I read and really enjoyed this article by Margaret Killjoy-- I feel like it articulates a growing feeling I've had and struggled to articulate to the people around me about why I feel so increasingly disenchanted with electoral politics-- I still want the democrats to win, but I can't bring myself to spend as much energy or care on the election every four years; there are other important things to worry about and spend that time on instead, that I might actually see making concrete positive change to the world.

Every four years we hear the same thing: “it’s different this year. This is the most important election of our lifetimes.”
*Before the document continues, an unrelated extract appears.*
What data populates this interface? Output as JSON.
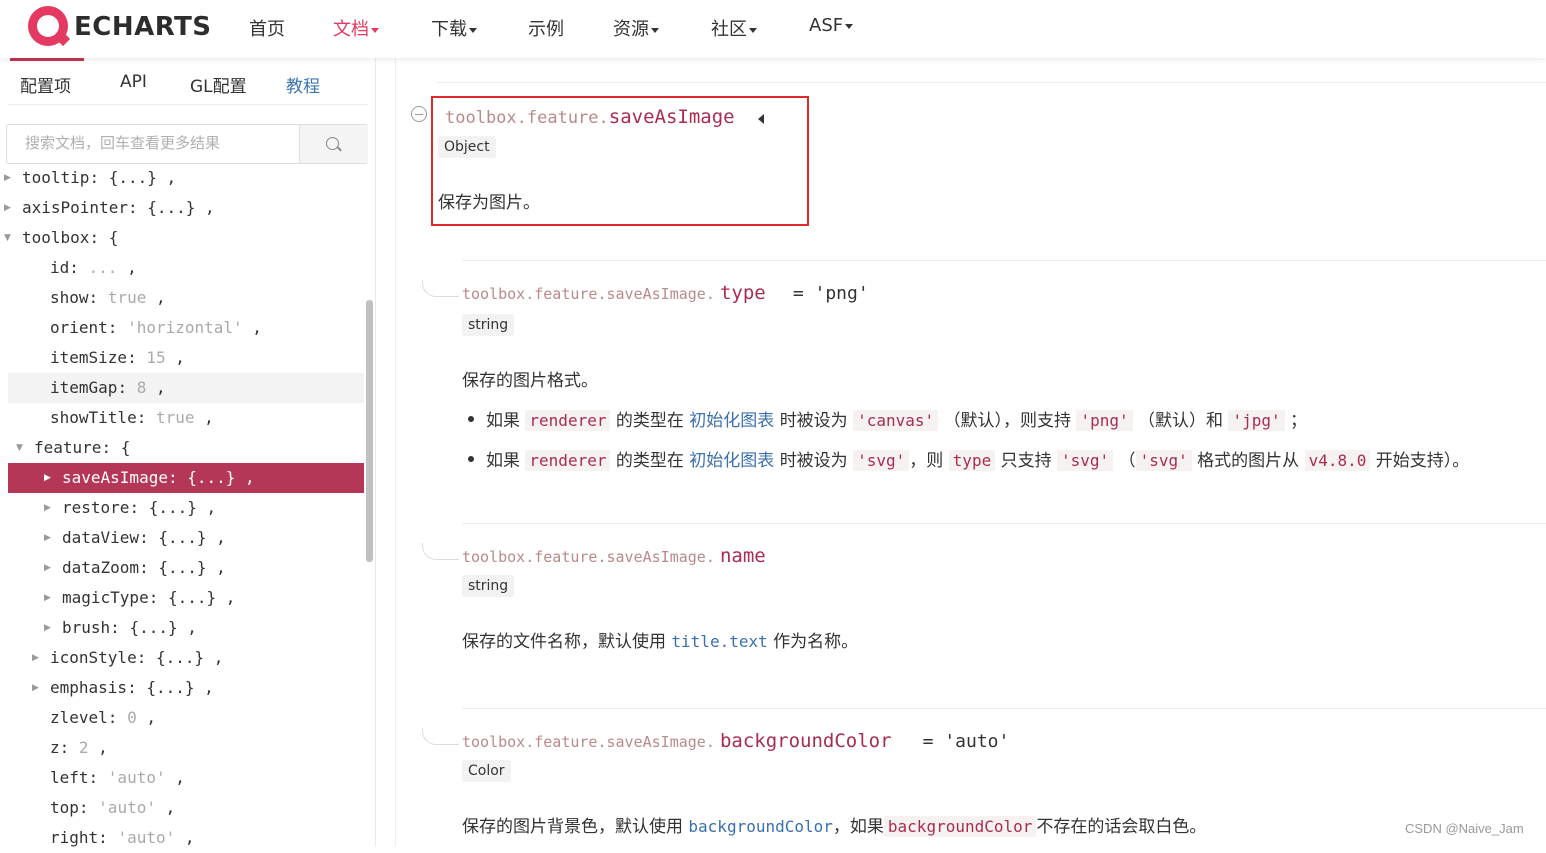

The reason this statement is so effective is that, somehow, impossibly, it’s generally true, or it feels true. The 2016 election mattered—the fate of the world hung in the balance. The 2020 election mattered—the fate of the world hung in the balance. The 2024 election matters—the fate of the world hangs in the balance. Democracy itself is on the ballot, they say, and in their way, they’re not wrong: the election this year is between a candidate who believes in representative democracy as an ideal and one who does not.

Can it be that the stakes are indeed higher, every four years? Probably. We have more and more on the line with each passing day, as climate change gets worse and the world order stumbles drunkenly towards collapse, world war, or both.
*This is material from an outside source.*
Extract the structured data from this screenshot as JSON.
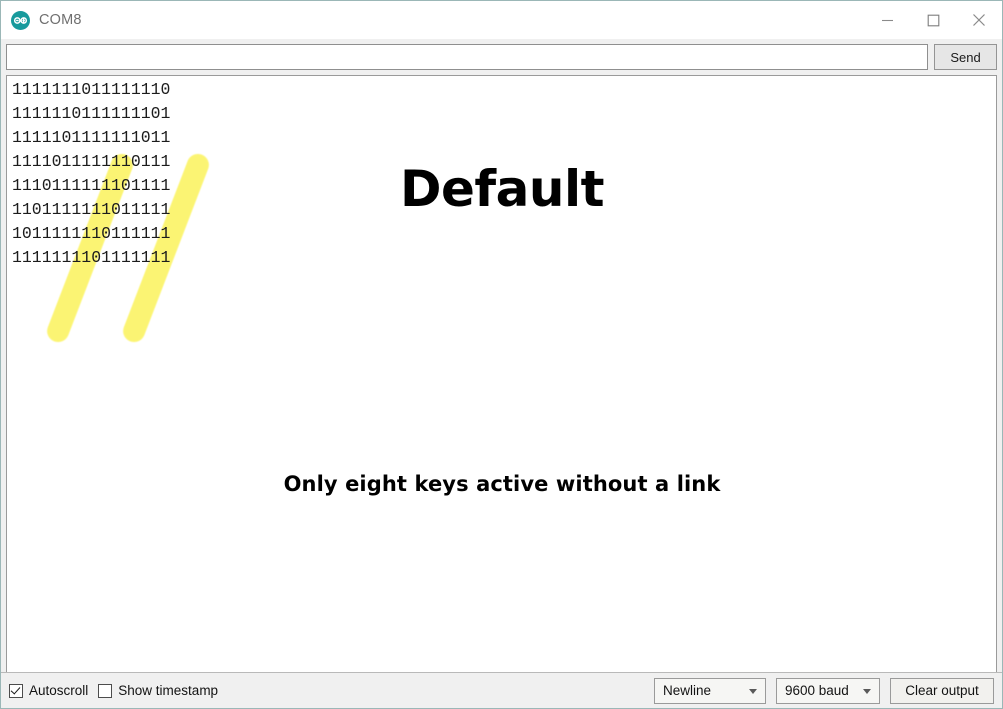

Or it’s a shepard tone. There’s this auditory illusion called the shepard tone, maybe you’ve heard it. It’s a sound that appears to be constantly rising (or falling) in pitch, no matter how long you listen to it. It’s uncanny, unnerving. I just played it while writing this piece and my dog looked over at the computer, curious and a bit unsettled.
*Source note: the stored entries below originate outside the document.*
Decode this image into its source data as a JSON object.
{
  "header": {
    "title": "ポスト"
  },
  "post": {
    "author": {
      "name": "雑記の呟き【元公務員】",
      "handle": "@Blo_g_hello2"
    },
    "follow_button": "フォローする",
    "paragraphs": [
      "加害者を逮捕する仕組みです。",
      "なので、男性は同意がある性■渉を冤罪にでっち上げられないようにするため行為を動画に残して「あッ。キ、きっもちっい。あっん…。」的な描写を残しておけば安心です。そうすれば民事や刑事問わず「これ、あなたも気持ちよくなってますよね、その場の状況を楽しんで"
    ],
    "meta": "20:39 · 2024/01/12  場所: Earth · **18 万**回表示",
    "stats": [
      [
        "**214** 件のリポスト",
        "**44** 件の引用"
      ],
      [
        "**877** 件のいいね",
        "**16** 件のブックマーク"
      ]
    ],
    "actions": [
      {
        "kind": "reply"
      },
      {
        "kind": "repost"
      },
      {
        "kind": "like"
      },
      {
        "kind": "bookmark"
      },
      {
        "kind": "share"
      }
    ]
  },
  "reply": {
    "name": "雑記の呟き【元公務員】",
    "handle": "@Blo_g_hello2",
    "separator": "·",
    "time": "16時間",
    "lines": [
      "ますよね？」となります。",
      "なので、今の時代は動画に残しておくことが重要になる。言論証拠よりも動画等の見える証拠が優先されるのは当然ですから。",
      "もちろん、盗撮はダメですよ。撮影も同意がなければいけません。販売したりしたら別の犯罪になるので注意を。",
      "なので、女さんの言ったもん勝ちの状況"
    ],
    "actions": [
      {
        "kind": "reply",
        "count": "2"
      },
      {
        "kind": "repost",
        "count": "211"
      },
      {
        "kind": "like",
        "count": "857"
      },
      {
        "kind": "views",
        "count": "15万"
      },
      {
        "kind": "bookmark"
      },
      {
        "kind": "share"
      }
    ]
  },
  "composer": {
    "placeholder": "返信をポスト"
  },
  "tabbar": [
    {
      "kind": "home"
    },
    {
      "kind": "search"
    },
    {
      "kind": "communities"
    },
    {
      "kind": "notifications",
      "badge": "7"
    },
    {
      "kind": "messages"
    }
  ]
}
It’s probable that “this election is the most important election of our lifetime” is somehow both true and also an illusion.

See, the way you build a shepard tone is that you layer multiple tones, all of which are rising over time until they reach a peak and start over, but you put the volume emphasis on the ones that are rising rather than the ones that have peaked. So the mind always notices the parts that are rising.

We do that when we look at the world around us. This isn’t just true of the political spectacle. We as a society put emphasis on problems that are getting worse, and there are always things getting worse. This is rational of us, a survival instinct: the current problem needs solving, always. If you are starving and freezing, and you find food but not warmth, your need for shelter is going to only become more dire and the intensity of your situation will only continue to rise despite the fact that your food need has been met.

Acknowledging this pattern shouldn’t mollify us and and it shouldn’t pacify us. Our situation, as individuals, communities, and members of a global population, can and does get both better and worse, and I suspect that the life of the average person on this planet is going to be getting worse due to both climate change and authoritarianism.